Another neat trick is if one is writing complicated types like query trees that require a special parser. (You can write tree structures entirely in PB's. The resulting ASCII format is not very easy to read. Write your own. I'm personally fond of s-expressions) You'll often want to be able to add elaborate annotations to each node of a tree; use a protocol buffer to represent that, and (de)serialize them with the short ASCII representation. It ends up looking something like (AND [onetag:3 anothertag:"foo"]wombat [onetag:4]soufflé). What's nice is that you can then add a new field to the protocol message, and it's instantly added to both the serialized and internal (tree) representations, without having to muck about with the s-expression parser.

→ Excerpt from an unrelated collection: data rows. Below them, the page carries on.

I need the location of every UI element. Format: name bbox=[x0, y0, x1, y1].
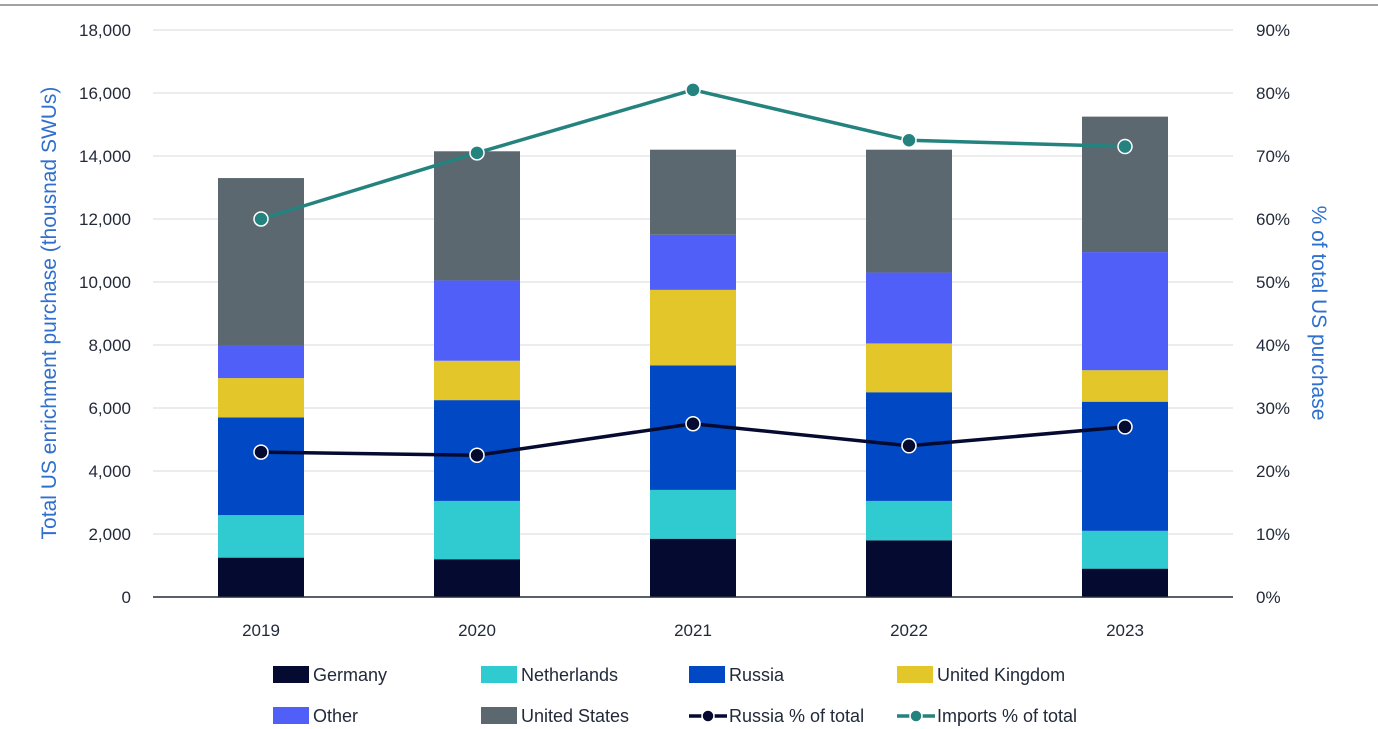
bar-segment-united-kingdom bbox=[1082, 370, 1168, 402]
bar-segment-united-states bbox=[1082, 116, 1168, 253]
bar-segment-netherlands bbox=[650, 489, 736, 539]
y2-tick-label: 90% bbox=[1256, 21, 1290, 40]
point-imports-of-total bbox=[253, 211, 269, 227]
bar-segment-germany bbox=[650, 538, 736, 597]
legend-label-netherlands: Netherlands bbox=[521, 665, 618, 685]
bar-segment-united-kingdom bbox=[866, 343, 952, 393]
right-y-axis-title: % of total US purchase bbox=[1307, 206, 1330, 421]
y-tick-label: 12,000 bbox=[79, 210, 131, 229]
y2-tick-label: 10% bbox=[1256, 525, 1290, 544]
legend-label-united-states: United States bbox=[521, 706, 629, 726]
point-imports-of-total bbox=[469, 145, 485, 161]
line-series bbox=[253, 82, 1133, 463]
y-tick-label: 8,000 bbox=[88, 336, 131, 355]
x-tick-label: 2023 bbox=[1106, 621, 1144, 640]
point-russia-of-total bbox=[1117, 419, 1133, 435]
bar-segment-other bbox=[434, 280, 520, 361]
legend-label-germany: Germany bbox=[313, 665, 387, 685]
bar-segment-other bbox=[866, 272, 952, 344]
x-tick-label: 2020 bbox=[458, 621, 496, 640]
point-russia-of-total bbox=[685, 416, 701, 432]
bar-segment-germany bbox=[218, 557, 304, 597]
y2-tick-label: 80% bbox=[1256, 84, 1290, 103]
x-tick-label: 2021 bbox=[674, 621, 712, 640]
bar-segment-united-states bbox=[434, 151, 520, 281]
legend-swatch-russia bbox=[689, 666, 725, 683]
point-russia-of-total bbox=[901, 438, 917, 454]
bar-segment-united-kingdom bbox=[434, 360, 520, 401]
legend-swatch-united-kingdom bbox=[897, 666, 933, 683]
x-tick-label: 2022 bbox=[890, 621, 928, 640]
y2-tick-label: 50% bbox=[1256, 273, 1290, 292]
y-tick-label: 4,000 bbox=[88, 462, 131, 481]
bar-segment-germany bbox=[1082, 568, 1168, 597]
y-tick-label: 0 bbox=[122, 588, 131, 607]
point-russia-of-total bbox=[253, 444, 269, 460]
bar-segment-netherlands bbox=[434, 500, 520, 560]
legend-marker-imports-of-total bbox=[909, 709, 923, 723]
bars bbox=[218, 116, 1168, 597]
point-russia-of-total bbox=[469, 447, 485, 463]
bar-segment-united-states bbox=[866, 149, 952, 273]
y-tick-label: 18,000 bbox=[79, 21, 131, 40]
y-tick-label: 6,000 bbox=[88, 399, 131, 418]
legend-marker-russia-of-total bbox=[701, 709, 715, 723]
legend-swatch-netherlands bbox=[481, 666, 517, 683]
bar-segment-other bbox=[650, 234, 736, 290]
bar-segment-united-kingdom bbox=[218, 378, 304, 418]
left-y-axis-ticks: 0 2,000 4,000 6,000 8,000 10,000 12,000 14,000 1… bbox=[79, 21, 131, 607]
bar-segment-netherlands bbox=[1082, 530, 1168, 569]
y-tick-label: 14,000 bbox=[79, 147, 131, 166]
bar-segment-united-states bbox=[218, 178, 304, 345]
point-imports-of-total bbox=[901, 132, 917, 148]
left-y-axis-title: Total US enrichment purchase (thousnad S… bbox=[38, 87, 61, 540]
legend-label-russia: Russia bbox=[729, 665, 785, 685]
point-imports-of-total bbox=[1117, 138, 1133, 155]
y2-tick-label: 40% bbox=[1256, 336, 1290, 355]
bar-segment-germany bbox=[434, 559, 520, 597]
bar-segment-russia bbox=[218, 417, 304, 516]
bar-segment-netherlands bbox=[218, 515, 304, 558]
y2-tick-label: 30% bbox=[1256, 399, 1290, 418]
bar-segment-united-states bbox=[650, 149, 736, 235]
bar-segment-united-kingdom bbox=[650, 289, 736, 366]
y2-tick-label: 20% bbox=[1256, 462, 1290, 481]
legend: Germany Netherlands Russia United Kingdom Ot… bbox=[273, 665, 1077, 726]
y2-tick-label: 0% bbox=[1256, 588, 1281, 607]
bar-segment-germany bbox=[866, 540, 952, 597]
legend-swatch-united-states bbox=[481, 707, 517, 724]
bar-segment-other bbox=[1082, 252, 1168, 371]
y2-tick-label: 60% bbox=[1256, 210, 1290, 229]
x-axis-ticks: 2019 2020 2021 2022 2023 bbox=[242, 621, 1144, 640]
x-tick-label: 2019 bbox=[242, 621, 280, 640]
legend-label-russia-of-total: Russia % of total bbox=[729, 706, 864, 726]
legend-label-imports-of-total: Imports % of total bbox=[937, 706, 1077, 726]
y-tick-label: 16,000 bbox=[79, 84, 131, 103]
legend-label-other: Other bbox=[313, 706, 358, 726]
bar-segment-netherlands bbox=[866, 500, 952, 541]
y-tick-label: 2,000 bbox=[88, 525, 131, 544]
legend-swatch-other bbox=[273, 707, 309, 724]
y-tick-label: 10,000 bbox=[79, 273, 131, 292]
right-y-axis-ticks: 0% 10% 20% 30% 40% 50% 60% 70% 80% 90% bbox=[1256, 21, 1290, 607]
bar-segment-other bbox=[218, 345, 304, 379]
point-imports-of-total bbox=[685, 82, 701, 98]
legend-swatch-germany bbox=[273, 666, 309, 683]
y2-tick-label: 70% bbox=[1256, 147, 1290, 166]
legend-label-united-kingdom: United Kingdom bbox=[937, 665, 1065, 685]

Another version of this trick: At one point I had to write a rather complex data serializer and compressor. Its wire format was a protocol buffer, the first bit of which was data about how the main field (a string) was compressed; the functions that generated it took this protocol buffer, minus the payload field, and then serialized data into it. So for unittests, one could simply have a test function that took a string argument which was the ASCII representation of the non-payload part of the PB; the function then made up some data, serialized and deserialized it, etc. But this meant that a lot of the body of the test looked like TestCompression("format:UNCOMPRESSED bytesperentry:8"); and other similarly legible stuff. Honestly, these minor legibility improvements make life a lot simpler than one would guess.

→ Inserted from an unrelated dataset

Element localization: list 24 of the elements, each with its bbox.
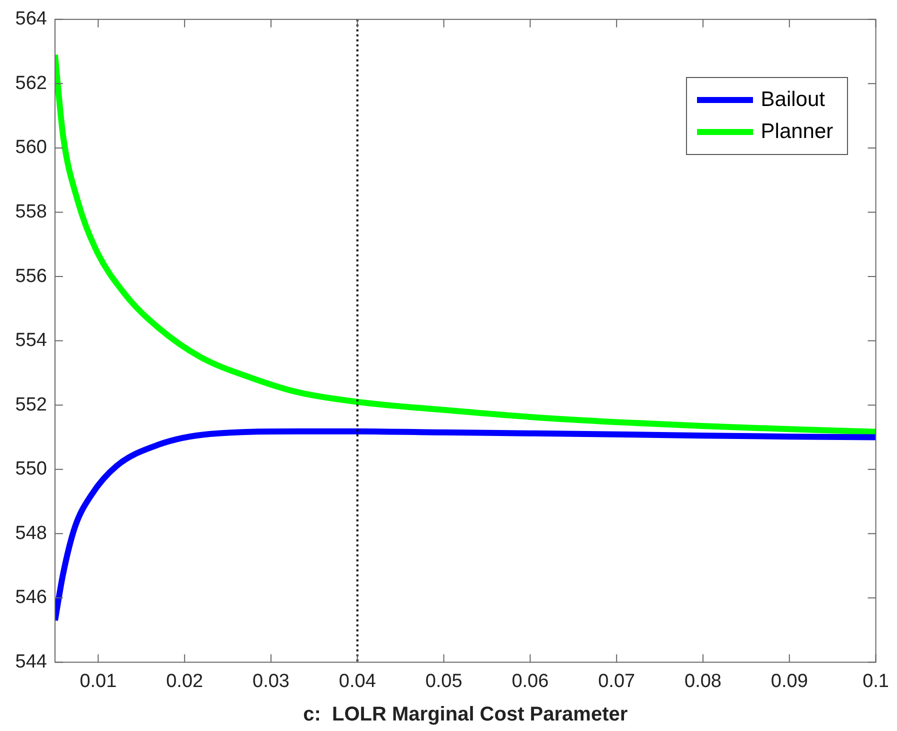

Important useful thing about protos which may or may not be initially obvious
If the protocol deserializer comes across a tag number which isn't in its copy of the protocol definition, it will just keep it as uninterpreted data and pass it along when it reserializes the proto. So if you have three servers, and A sends a message to B which processes it and then sends it on to C, and you want to add a new field which A uses to communicate something to C, you don't need to update the B server; it will just pass the updated protocol message along to C. I can't even begin to tell you how much more pleasant this can make your life.
One more thing
The constructors and destructors of protocol messages are fairly expensive. Reuse them whenever possible, even at the expense of having a slightly broader variable scoping than you would like.